While COVID-19 delayed Prime Ministers Modi and Morrison’s Leaders Meeting until it only accelerated the need for India and Australia to be much closer. The pandemic should not distract Australia from its obligation to deepen its strategic and economic relationship with India significantly.
Although domestic issues have taken precedence during this crisis, the investment in the Leaders’ Virtual Summit by the two prime ministers is an expression of the growing trust and relevance in the relationship. Convergent economic and strategic interests underpin this connection both at the government level and in recent years the considerable increase
in economic, defense, and diplomatic activity.
Despite the recent developments, much work remains to be done to achieve common ambitions. Australia continues to be a work-in-progress to raise India as both an economic and strategic top partner. In addition to converging interests and high-level consideration, strengthening economic relations requires a lasting unity of purpose in both countries throughout government and industry.
In the COVID-19 crisis, the importance of safe, diverse, and reliable value chains has been crystallized throughout the world for several reasons. Shocks on trade and higher risks for access to critical products have led many to re-evaluate their international economic relationships. Initial community and government response call for greater security in supply chains, risks spread across trade markets, and more independence in essential products have been incorporated in both Australia and India.
But it is important to note that no country alone can meet all its economic needs in modern technological society. Countries need to invest in safer and more reliable trade and investment relations rather than turning inward. Australia is becoming a trustworthy supplier of materials and services that India needs to meet its needs for recovery and development. This includes supporting India’s ambition, especially in the defense, energy, and electric vehicles industries, to build its production capacities.
On the other hand, the demand for minerals and energies from Australia in Northeast Asia will soon platform, which has underpinned Australia’s decade’s economic growth. Australia’s prosperity as a medium-sized open economy is conditional on being connected to regional and international growth corridors. As one of the world’s fastest-growing major economies, India is no exception, and Australia must invest in the Indian economy further. The newly announced Indian privatization, deregulation, and foreign investment must not only be examined closely by Australian industries, but also work to jointly implement India’s upcoming Australia Economic Strategy.

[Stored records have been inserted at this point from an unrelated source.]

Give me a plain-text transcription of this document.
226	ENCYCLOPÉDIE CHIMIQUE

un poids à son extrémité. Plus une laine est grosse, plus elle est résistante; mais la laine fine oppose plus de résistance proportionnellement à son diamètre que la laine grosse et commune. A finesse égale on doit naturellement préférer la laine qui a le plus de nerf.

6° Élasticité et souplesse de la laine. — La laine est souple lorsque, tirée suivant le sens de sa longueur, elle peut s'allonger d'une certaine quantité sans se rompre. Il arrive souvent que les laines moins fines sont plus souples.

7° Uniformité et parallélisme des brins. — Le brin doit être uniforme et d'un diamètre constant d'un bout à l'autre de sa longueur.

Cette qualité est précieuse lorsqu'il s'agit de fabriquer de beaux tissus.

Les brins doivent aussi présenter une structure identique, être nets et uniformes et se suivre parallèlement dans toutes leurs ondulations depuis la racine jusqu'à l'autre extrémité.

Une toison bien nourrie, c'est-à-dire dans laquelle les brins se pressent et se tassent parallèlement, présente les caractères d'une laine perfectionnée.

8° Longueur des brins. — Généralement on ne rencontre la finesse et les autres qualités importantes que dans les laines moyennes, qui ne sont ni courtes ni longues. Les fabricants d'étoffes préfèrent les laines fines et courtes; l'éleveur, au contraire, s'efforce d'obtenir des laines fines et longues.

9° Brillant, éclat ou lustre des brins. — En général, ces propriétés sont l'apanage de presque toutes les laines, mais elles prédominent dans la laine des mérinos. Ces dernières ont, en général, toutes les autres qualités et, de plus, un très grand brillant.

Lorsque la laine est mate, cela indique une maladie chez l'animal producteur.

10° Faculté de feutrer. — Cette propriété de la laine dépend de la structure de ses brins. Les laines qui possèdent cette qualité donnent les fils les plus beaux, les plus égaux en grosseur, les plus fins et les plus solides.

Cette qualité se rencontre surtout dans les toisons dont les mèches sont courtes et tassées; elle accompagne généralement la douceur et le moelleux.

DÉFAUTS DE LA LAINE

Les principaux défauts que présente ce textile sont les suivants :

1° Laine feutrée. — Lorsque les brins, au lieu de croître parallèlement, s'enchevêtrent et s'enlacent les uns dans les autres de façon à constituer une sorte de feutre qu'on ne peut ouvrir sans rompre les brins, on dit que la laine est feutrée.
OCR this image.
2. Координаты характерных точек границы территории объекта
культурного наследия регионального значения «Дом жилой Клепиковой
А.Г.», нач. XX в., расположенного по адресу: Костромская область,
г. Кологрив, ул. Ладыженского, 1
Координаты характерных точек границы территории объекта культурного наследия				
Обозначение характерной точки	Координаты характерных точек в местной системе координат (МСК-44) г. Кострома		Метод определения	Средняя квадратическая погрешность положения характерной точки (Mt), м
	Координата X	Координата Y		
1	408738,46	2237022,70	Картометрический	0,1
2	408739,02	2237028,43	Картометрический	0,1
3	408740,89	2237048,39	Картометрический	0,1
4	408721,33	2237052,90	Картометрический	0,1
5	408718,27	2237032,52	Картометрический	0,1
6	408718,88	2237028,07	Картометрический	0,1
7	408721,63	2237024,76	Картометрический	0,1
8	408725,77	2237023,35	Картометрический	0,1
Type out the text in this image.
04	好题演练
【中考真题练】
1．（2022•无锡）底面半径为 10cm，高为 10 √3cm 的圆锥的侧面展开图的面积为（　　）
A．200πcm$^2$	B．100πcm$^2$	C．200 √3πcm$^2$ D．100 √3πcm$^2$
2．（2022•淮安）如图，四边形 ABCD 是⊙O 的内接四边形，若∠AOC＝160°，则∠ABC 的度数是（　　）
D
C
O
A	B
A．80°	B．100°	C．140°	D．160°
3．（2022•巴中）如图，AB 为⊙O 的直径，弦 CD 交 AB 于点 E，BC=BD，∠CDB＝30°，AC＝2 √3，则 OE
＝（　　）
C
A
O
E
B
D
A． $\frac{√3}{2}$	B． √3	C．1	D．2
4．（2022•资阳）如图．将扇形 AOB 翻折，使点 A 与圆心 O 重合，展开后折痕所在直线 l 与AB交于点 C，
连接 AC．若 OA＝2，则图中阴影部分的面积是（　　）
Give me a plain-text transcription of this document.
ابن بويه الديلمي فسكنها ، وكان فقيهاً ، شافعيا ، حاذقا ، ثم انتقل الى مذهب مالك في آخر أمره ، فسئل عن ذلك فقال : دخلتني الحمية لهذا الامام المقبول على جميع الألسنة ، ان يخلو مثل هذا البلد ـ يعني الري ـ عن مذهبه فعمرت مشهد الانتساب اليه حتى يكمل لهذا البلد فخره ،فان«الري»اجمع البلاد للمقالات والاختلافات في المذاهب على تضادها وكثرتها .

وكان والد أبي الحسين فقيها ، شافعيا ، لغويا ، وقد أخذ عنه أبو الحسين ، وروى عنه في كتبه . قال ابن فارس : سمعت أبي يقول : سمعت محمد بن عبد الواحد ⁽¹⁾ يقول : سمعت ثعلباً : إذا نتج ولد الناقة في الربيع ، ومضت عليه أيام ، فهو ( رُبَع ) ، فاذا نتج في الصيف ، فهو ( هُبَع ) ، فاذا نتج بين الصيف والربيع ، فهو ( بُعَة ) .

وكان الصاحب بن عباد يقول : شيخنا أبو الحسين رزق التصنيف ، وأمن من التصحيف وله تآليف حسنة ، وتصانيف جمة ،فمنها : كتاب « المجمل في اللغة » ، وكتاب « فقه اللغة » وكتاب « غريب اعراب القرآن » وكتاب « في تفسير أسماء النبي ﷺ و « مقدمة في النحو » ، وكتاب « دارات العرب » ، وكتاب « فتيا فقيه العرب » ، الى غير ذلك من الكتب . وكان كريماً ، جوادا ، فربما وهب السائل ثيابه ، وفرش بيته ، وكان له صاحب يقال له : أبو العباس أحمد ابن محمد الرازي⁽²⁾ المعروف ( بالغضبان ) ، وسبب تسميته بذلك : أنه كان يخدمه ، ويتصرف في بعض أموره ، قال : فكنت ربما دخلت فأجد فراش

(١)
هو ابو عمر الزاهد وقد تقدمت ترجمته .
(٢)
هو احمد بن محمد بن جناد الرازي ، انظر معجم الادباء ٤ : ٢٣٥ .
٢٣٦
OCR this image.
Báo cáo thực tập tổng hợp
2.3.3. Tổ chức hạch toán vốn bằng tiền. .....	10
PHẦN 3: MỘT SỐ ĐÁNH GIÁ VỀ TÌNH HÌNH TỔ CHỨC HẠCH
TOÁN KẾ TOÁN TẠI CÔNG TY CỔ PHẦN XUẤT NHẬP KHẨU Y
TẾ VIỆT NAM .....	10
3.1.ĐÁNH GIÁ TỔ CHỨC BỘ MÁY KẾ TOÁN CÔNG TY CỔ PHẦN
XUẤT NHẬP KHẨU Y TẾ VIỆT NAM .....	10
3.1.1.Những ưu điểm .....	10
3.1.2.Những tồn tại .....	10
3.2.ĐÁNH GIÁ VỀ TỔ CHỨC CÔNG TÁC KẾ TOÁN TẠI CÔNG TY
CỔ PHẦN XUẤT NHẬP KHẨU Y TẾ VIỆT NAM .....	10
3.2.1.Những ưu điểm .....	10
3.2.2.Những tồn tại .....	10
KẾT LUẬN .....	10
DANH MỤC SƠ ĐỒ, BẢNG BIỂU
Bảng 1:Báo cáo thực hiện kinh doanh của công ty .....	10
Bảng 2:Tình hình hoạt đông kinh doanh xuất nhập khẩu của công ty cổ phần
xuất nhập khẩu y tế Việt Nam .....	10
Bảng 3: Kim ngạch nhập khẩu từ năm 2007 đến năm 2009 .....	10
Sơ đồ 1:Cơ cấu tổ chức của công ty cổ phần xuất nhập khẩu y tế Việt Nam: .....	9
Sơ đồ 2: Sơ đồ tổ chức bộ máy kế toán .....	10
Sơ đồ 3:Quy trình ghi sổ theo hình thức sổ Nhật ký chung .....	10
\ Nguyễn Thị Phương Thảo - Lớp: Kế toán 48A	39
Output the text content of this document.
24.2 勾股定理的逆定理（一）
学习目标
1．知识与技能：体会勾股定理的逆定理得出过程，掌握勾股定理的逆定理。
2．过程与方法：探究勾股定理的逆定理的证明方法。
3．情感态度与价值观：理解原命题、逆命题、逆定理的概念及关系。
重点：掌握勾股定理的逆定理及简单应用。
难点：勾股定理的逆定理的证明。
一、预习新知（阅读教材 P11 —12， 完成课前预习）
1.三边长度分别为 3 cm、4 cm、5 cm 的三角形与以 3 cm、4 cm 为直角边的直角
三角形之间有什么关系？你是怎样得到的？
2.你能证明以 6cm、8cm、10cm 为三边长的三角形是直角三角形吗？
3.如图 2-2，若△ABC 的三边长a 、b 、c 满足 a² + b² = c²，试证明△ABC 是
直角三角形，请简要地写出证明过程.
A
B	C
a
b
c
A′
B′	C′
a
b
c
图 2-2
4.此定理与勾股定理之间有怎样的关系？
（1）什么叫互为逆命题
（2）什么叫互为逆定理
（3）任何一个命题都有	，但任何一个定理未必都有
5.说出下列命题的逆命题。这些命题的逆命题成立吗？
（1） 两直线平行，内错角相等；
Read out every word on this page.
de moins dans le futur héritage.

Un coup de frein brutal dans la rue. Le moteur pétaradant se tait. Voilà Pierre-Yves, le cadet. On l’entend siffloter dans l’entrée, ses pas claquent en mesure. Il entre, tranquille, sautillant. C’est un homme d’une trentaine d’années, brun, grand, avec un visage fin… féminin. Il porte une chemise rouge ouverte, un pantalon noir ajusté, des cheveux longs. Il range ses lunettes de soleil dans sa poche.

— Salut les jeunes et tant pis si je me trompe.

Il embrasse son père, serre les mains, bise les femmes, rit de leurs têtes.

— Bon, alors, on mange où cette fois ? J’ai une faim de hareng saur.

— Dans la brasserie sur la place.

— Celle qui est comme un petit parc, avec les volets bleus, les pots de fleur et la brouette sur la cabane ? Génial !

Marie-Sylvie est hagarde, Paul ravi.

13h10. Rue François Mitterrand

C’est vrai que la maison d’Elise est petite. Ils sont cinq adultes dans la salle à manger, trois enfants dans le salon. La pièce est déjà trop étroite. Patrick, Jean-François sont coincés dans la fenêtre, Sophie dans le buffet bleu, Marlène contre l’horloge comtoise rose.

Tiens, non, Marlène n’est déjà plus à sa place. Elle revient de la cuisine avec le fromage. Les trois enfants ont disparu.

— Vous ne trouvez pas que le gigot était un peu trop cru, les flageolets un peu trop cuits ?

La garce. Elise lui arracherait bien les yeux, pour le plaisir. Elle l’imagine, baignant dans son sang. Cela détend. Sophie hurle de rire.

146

The strategic importance of India in the region is central to Australia’s defense of the Indo- Pacific concept. In addition to recognizing India’s increasing economic and strategic weight, the Indo-Pacific structure aims to promote the further integration of India into regional architecture. Although COVID 19 has locked up economies, exacerbated high power contests, and caused significant human pain, the Indo-Pacific is unlikely to disappear.
The creation of Indo-Pacific institutions requires more Indian membership of the regulatory regional architecture. As it is important for Australia and other partners to step up their advocacy for India to become an APEC member, India must take Australia and RCEP seriously. An additionally integrated India will allow it in its industrialization process to take a new stage, thus providing Indians and Australians with economic opportunities.
The summit marked a positive shift in the formal bilateral relationship, with Foreign and Défense Ministers agreeing to meet in a “2+2” format. Other agreements reached yesterday cover vital minerals and maritime cooperation, both of which would not have been feasible if the connection had not been sustained. The next step in the bilateral relationship is to realize both the economic and strategic benefits of the tighter Indian and Australian alignment that these accords provide.
The Mutual Logistics Support Agreement, which has now been concluded, provides reciprocal access to naval and military facilities of each other and enhances the ability of both countries to work together. As joint exercises due to COVID-19 are delayed, ongoing defense dialogue and future operations planning remain essential. In addition, to increase the security industry and commercial cyber activities, it is essential to build the growing strategic trust between the two nations. In this respect, the announcement of a new fund to boost joint research into cyber and critical technologies is important.
Action for slow virus spread in Australia and India will allow both nations to cautiously remove restrictions and attempt to launch economic activity. For both, the road ahead is difficult, but if you go together, it will be smoother. Australia sees India as a vital partner in economic recovery and to meet the long-term economic aspirations of each other. There is a great deal more work to be done and no time to waste.